Well, I don’t think I ever played three-legged races, so I had to think some more. In the end I came up with an idea which I hope you will enjoy reading. I will tell you about hobbies or interests, or perhaps I should say persuits, that I used to enjoy and that are no longer a part of my life. I will create a serial as requested, and hope it’s not a killer!

“When I was a child, I used to speak like a child, think like a child, reason like a child; when I became a man, I did away with childish things”
1 Corinthians 13:11

I remember very well the games I played in my childhood and the people I played with. It has always felt as though my childhood lasted forever, or more literally a greater proportion of my life than it actually did. It feels like there was this great big chunk of life that was my childhood, followed by ever decreasing-sized chunks that are the following decades. My childhood took ages and ages to unfold. My twenties took a long time. My thirties – well, by then acceleration had set in. 40s are zooming by.

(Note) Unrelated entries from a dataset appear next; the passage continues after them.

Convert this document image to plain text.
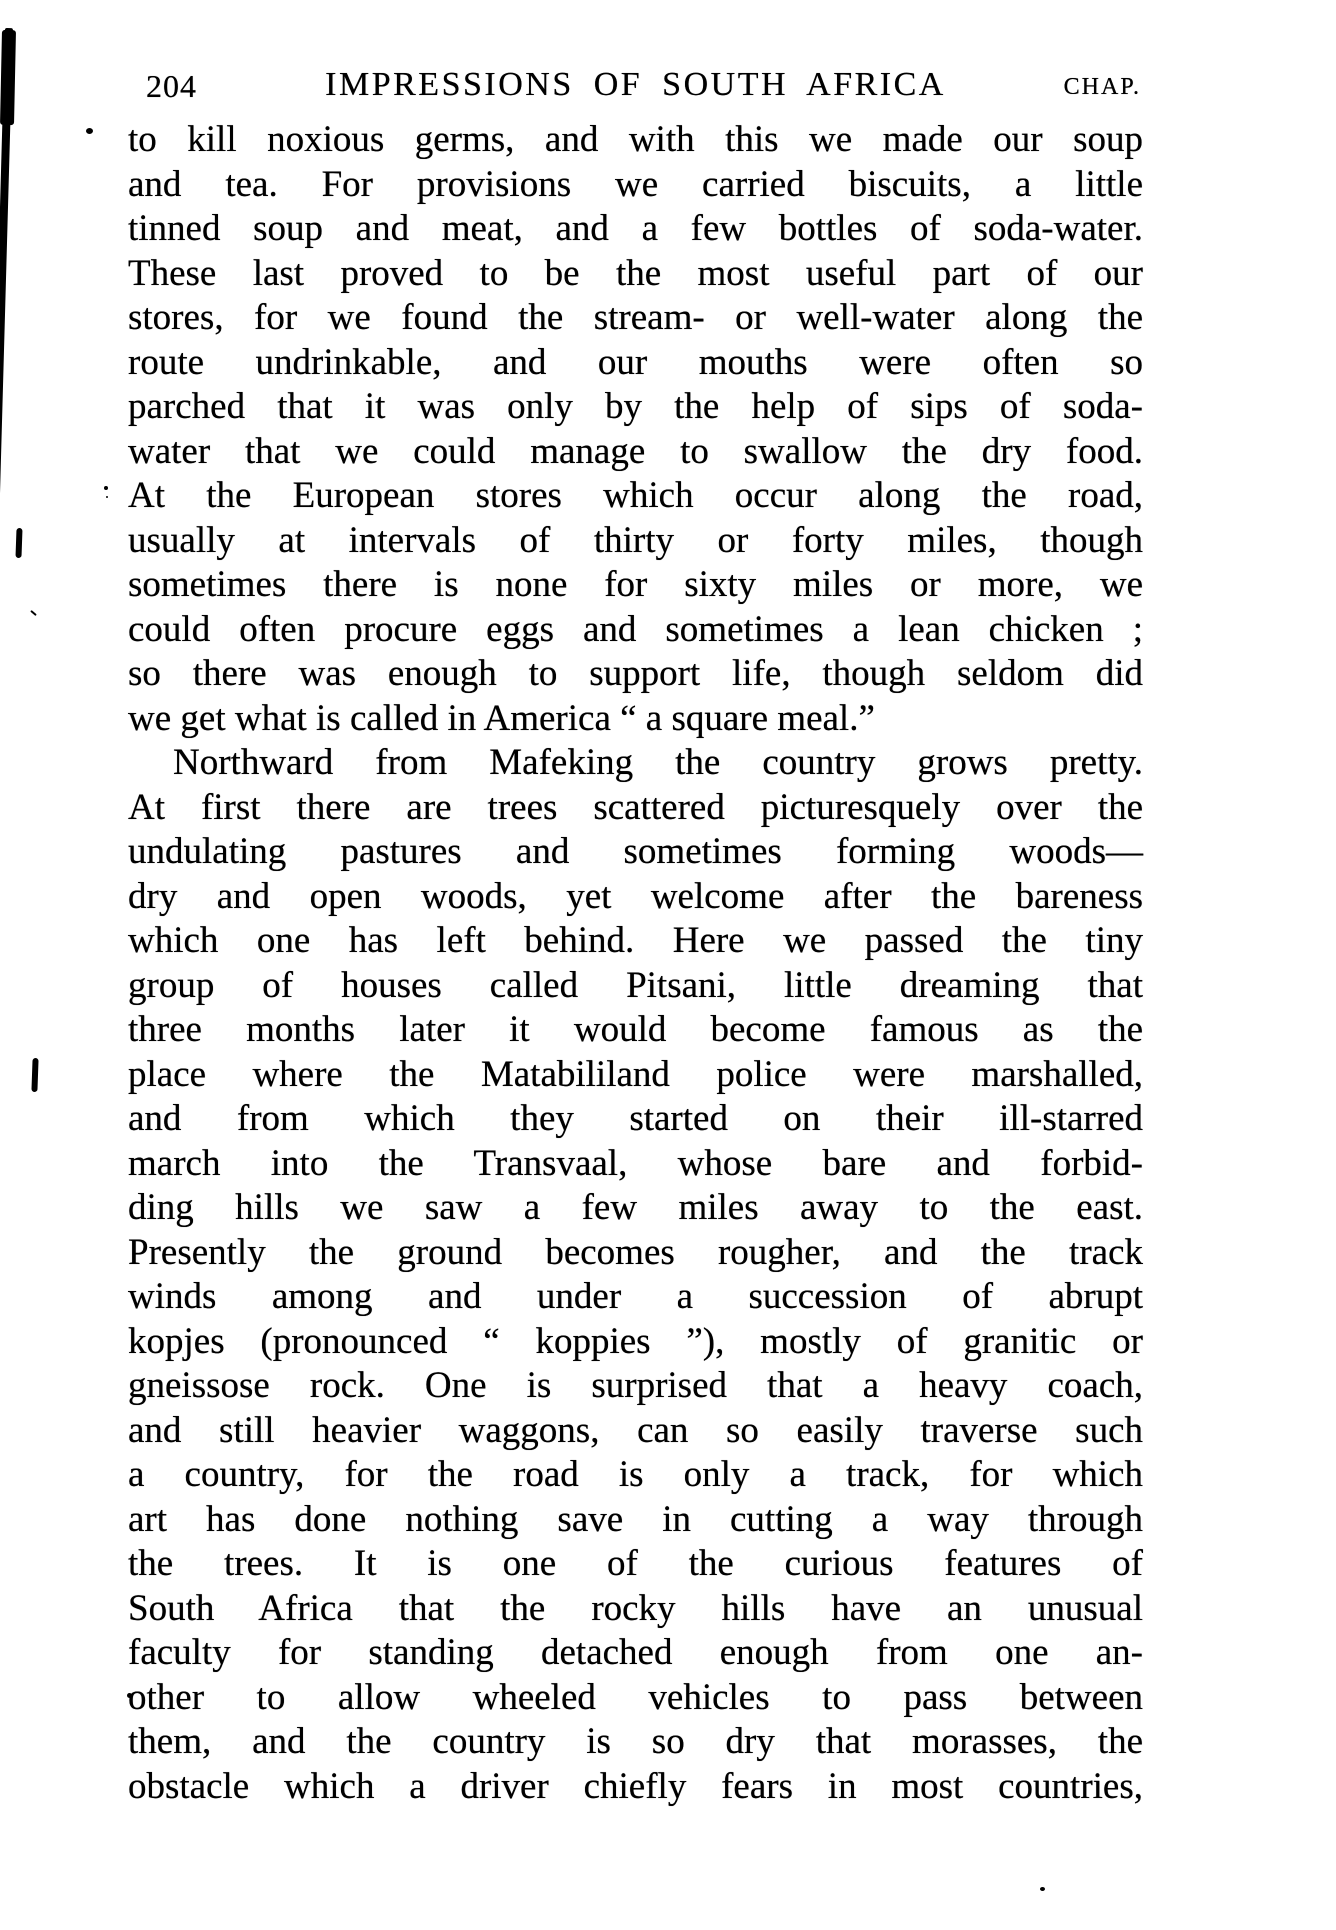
204	IMPRESSIONS OF SOUTH AFRICA	CHAP.
to kill noxious germs, and with this we made our soup
and tea. For provisions we carried biscuits, a little
tinned soup and meat, and a few bottles of soda-water.
These last proved to be the most useful part of our
stores, for we found the stream- or well-water along the
route undrinkable, and our mouths were often so
parched that it was only by the help of sips of soda-
water that we could manage to swallow the dry food.
At the European stores which occur along the road,
usually at intervals of thirty or forty miles, though
sometimes there is none for sixty miles or more, we
could often procure eggs and sometimes a lean chicken ;
so there was enough to support life, though seldom did
we get what is called in America “ a square meal.”
Northward from Mafeking the country grows pretty.
At first there are trees scattered picturesquely over the
undulating pastures and sometimes forming woods—
dry and open woods, yet welcome after the bareness
which one has left behind. Here we passed the tiny
group of houses called Pitsani, little dreaming that
three months later it would become famous as the
place where the Matabililand police were marshalled,
and from which they started on their ill-starred
march into the Transvaal, whose bare and forbid-
ding hills we saw a few miles away to the east.
Presently the ground becomes rougher, and the track
winds among and under a succession of abrupt
kopjes (pronounced “ koppies ”), mostly of granitic or
gneissose rock. One is surprised that a heavy coach,
and still heavier waggons, can so easily traverse such
a country, for the road is only a track, for which
art has done nothing save in cutting a way through
the trees. It is one of the curious features of
South Africa that the rocky hills have an unusual
faculty for standing detached enough from one an-
other to allow wheeled vehicles to pass between
them, and the country is so dry that morasses, the
obstacle which a driver chiefly fears in most countries,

When I was pre-10 I played a lot of imagination games. Many of then involved myself and one toy. Everything else in my imaginary world was invisible to all but me. One of my toys was an old-fashioned hobby horse called Clip, whom I helped create when I was eight. Clip was made from a wooden pole, a stuffed pillowcase cut out and sewn like a horse’s head, with red and white wool sewn on for her mane. One time I was a messenger from days of yore, who had to deliver an urgent message to a kingdom far away. I galloped Clip across continents, riding hard all the way. Poor Clip’s energy would flag, but I would beat her into galloping as fast as ever. (Cruel, but what can I say? Needs must!)

It would never do not to mention my panda, Mer. I was given Mer for my birthday when I was four, and he went with me everywhere. He joined in all my games, and would play any part I demanded. He was a dog (black and white border collie, of course), a cart horse, a child – really, his character portrayals knew no bounds, except he was never a panda.

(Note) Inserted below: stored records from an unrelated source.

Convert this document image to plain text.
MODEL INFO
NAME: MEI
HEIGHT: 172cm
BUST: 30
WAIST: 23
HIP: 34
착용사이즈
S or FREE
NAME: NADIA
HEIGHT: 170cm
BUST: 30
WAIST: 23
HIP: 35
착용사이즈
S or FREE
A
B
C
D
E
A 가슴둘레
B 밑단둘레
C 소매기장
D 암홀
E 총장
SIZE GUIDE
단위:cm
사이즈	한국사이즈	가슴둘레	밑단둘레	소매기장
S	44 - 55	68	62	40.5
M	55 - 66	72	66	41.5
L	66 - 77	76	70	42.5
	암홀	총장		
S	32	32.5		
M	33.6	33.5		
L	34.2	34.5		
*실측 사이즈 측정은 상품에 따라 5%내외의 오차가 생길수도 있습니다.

Sometime between 8 and 11, I played with plasticine a lot. I wasn’t into making models like I see a lot of kids doing these days. I used it to create characters. I would invent a game and keep it going for ages. I remember a game about a ranch in the US. There was a nuclear family consisting of mum, dad and two boys who started at 12 and 14. They lived on a horse ranch, and everyone had their own horse to ride. There was a stud stallion with a little herd of brood mares. This no doubt stole heavily from Mary O’Hara’s Flicka books. There was also a touch of Elyne Mitchell’s Silver Brumby in there.

The wonderful thing about plasticine was that I could decide a year had passed, and everything could grow. The boys were a year older, so they got stretched longer and thinner. Foals grew up into yearlings, which involved more stretching. Yearlings grew into two-year-olds, which in my mind were the same size and shape as an adult horse. This was too bulky a shape and size to stretch yearlings into, bearing in mind they had already suffered the rack once. It was time to screw up the yearlings into a ball, add more plasticine and build again from scratch. Of course, any patterns or identifying marks had to be replicated.

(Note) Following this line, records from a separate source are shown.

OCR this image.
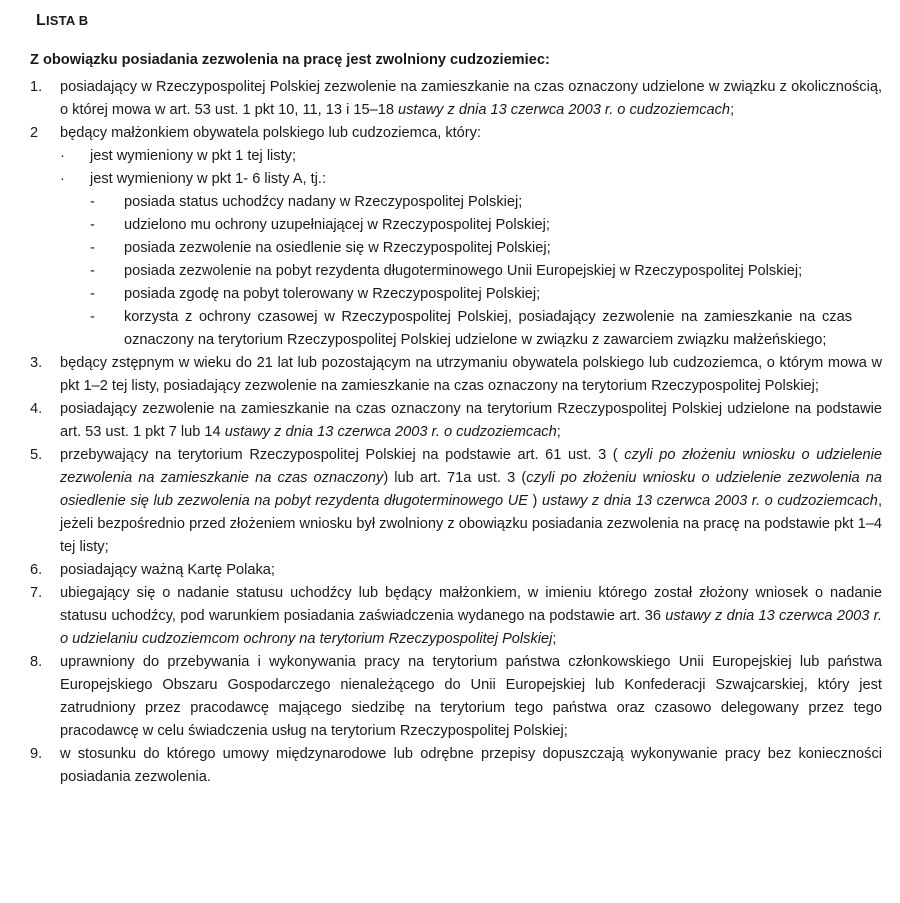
LISTA B
Z obowiązku posiadania zezwolenia na pracę jest zwolniony cudzoziemiec:
1. posiadający w Rzeczypospolitej Polskiej zezwolenie na zamieszkanie na czas oznaczony udzielone w związku z okolicznością, o której mowa w art. 53 ust. 1 pkt 10, 11, 13 i 15–18 ustawy z dnia 13 czerwca 2003 r. o cudzoziemcach;
2 będący małżonkiem obywatela polskiego lub cudzoziemca, który:
· jest wymieniony w pkt 1 tej listy;
· jest wymieniony w pkt 1- 6 listy A, tj.:
- posiada status uchodźcy nadany w Rzeczypospolitej Polskiej;
- udzielono mu ochrony uzupełniającej w Rzeczypospolitej Polskiej;
- posiada zezwolenie na osiedlenie się w Rzeczypospolitej Polskiej;
- posiada zezwolenie na pobyt rezydenta długoterminowego Unii Europejskiej w Rzeczypospolitej Polskiej;
- posiada zgodę na pobyt tolerowany w Rzeczypospolitej Polskiej;
- korzysta z ochrony czasowej w Rzeczypospolitej Polskiej, posiadający zezwolenie na zamieszkanie na czas oznaczony na terytorium Rzeczypospolitej Polskiej udzielone w związku z zawarciem związku małżeńskiego;
3. będący zstępnym w wieku do 21 lat lub pozostającym na utrzymaniu obywatela polskiego lub cudzoziemca, o którym mowa w pkt 1–2 tej listy, posiadający zezwolenie na zamieszkanie na czas oznaczony na terytorium Rzeczypospolitej Polskiej;
4. posiadający zezwolenie na zamieszkanie na czas oznaczony na terytorium Rzeczypospolitej Polskiej udzielone na podstawie art. 53 ust. 1 pkt 7 lub 14 ustawy z dnia 13 czerwca 2003 r. o cudzoziemcach;
5. przebywający na terytorium Rzeczypospolitej Polskiej na podstawie art. 61 ust. 3 ( czyli po złożeniu wniosku o udzielenie zezwolenia na zamieszkanie na czas oznaczony) lub art. 71a ust. 3 (czyli po złożeniu wniosku o udzielenie zezwolenia na osiedlenie się lub zezwolenia na pobyt rezydenta długoterminowego UE ) ustawy z dnia 13 czerwca 2003 r. o cudzoziemcach, jeżeli bezpośrednio przed złożeniem wniosku był zwolniony z obowiązku posiadania zezwolenia na pracę na podstawie pkt 1–4 tej listy;
6. posiadający ważną Kartę Polaka;
7. ubiegający się o nadanie statusu uchodźcy lub będący małżonkiem, w imieniu którego został złożony wniosek o nadanie statusu uchodźcy, pod warunkiem posiadania zaświadczenia wydanego na podstawie art. 36 ustawy z dnia 13 czerwca 2003 r. o udzielaniu cudzoziemcom ochrony na terytorium Rzeczypospolitej Polskiej;
8. uprawniony do przebywania i wykonywania pracy na terytorium państwa członkowskiego Unii Europejskiej lub państwa Europejskiego Obszaru Gospodarczego nienależącego do Unii Europejskiej lub Konfederacji Szwajcarskiej, który jest zatrudniony przez pracodawcę mającego siedzibę na terytorium tego państwa oraz czasowo delegowany przez tego pracodawcę w celu świadczenia usług na terytorium Rzeczypospolitej Polskiej;
9. w stosunku do którego umowy międzynarodowe lub odrębne przepisy dopuszczają wykonywanie pracy bez konieczności posiadania zezwolenia.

A simpler model of this type of play was to use my plastic animals. Many of them were made by Britains in Britain, and as such were more realistic and durable than those that were mass-produced in Hong Kong (these days it would be China). Every time I had some spare cash saved up I would walk the half mile to the toy shop, where I would spend a bit of time browsing round the whole shop before settling in to peruse the under counter Britains toys for ages in great detail. The owner of the shop was a lovely man, and he knew me as a regular. He used to very occasionally throw in an extra animal for free.

I spent hours, days and even weeks playing these types of game. Whole stories would be created, and everyone had their own character. The plasticine and the plastic ensemble gave me so much entertainment.

Then one day I sat down to play, and it was all over. I wanted to enjoy my play as I had always done before. I tried to get into it and regain the satisfaction and interest that the games had given me. However, it was impossible. The game was boring! I remember it clearly. The magic had vanished. I put them away and never played like that again.

I think I mourned the loss. I had lost a great source of pleasure. There was no obvious reason for the change, but I simply couldn’t engage anymore. Maybe it was some kind of shift in my mindset brought on by increasing maturity. Maybe this was what it meant to stop being a mere child. I was entering the beginnings of adolescence, and I had to find other interests to fill the gap. I did, but that is for another day.